When I was growing up, my parents rarely expressed their emotions out loud in front of us kids. If there was bad news, they kept it to themselves. For instance, I did not find out my mother had a life long heart problem until at her funeral. My father wanted to preserve family harmony by not telling us something painful to preserve family harmony.

Proverbs indeed exemplify both cultures.  In American culture, God helps those who helps themselves' exemplifies the individualism in American culture, while 'The first man to raise his voice loses the argument' is a Chinese proverb that exemplifies group harmony above all else.

How does this duality manifest itself in the classroom?

I am an Americanized Chinese American so I have become used to expressing my opinion on everything. I was socialized to raise my hand and participate in class to show the teacher I am paying attention. The more I raised my hand to participate, the better my grade.  If the teacher wanted my opinion of  a core concept, then I'd better have an opinion that is related to whatever we are studying in class to show I am learning the material and did not fall asleep during the lecture.
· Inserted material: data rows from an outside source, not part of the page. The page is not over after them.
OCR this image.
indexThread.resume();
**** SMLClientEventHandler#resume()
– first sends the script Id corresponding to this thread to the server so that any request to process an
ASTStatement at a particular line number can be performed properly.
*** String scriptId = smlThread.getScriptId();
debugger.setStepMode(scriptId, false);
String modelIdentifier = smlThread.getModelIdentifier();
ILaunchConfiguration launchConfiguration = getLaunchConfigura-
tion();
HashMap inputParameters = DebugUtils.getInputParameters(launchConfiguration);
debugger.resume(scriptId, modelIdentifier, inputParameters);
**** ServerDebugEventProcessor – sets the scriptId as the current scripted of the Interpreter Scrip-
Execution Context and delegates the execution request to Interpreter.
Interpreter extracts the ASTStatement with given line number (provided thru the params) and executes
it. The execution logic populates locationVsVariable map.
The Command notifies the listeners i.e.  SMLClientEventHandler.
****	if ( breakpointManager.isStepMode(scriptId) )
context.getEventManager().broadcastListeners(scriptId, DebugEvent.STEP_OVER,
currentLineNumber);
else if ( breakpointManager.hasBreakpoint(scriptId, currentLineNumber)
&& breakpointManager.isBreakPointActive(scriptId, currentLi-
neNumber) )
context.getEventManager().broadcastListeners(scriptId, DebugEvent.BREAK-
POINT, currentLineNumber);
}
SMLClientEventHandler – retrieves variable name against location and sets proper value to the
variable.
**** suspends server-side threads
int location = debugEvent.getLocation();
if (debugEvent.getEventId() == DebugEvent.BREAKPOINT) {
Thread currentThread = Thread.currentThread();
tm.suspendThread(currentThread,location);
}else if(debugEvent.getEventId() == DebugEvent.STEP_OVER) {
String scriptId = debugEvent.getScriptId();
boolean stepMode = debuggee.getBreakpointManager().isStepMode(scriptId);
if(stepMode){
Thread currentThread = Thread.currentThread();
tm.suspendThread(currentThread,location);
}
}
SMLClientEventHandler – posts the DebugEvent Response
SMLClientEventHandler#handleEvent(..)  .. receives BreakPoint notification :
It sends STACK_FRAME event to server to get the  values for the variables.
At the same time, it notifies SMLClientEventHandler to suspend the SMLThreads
However, when I started teaching Asian ESL classes and I asked my Asian students during the 2016 election, "Are you for Hilary Clinton, or are you for Donald Trump?' Nobody volunteered to raise his hand. Everyone sat in silence waiting for me, the teacher, to provide the correct answer.  If you are teaching a lot of Asian students, you have to teach your students that it is okay to break from the group and express your own opinion. In many Asian cultures, it is impolite for an individual to express his/her own opinion because it makes that individual look selfish and childish.

What I used to do in my ESL classes was to have my students debate each other on controversial topics where they have a forum where they have to argue a point and express their opinion in the debate.  This teaches students not only Western argumentation styles, but also gets Asian students more used to stating their personal opinion.

Have you noticed quiet Asian ESL students? What do you do to get them talking? or to get them to express their opinion?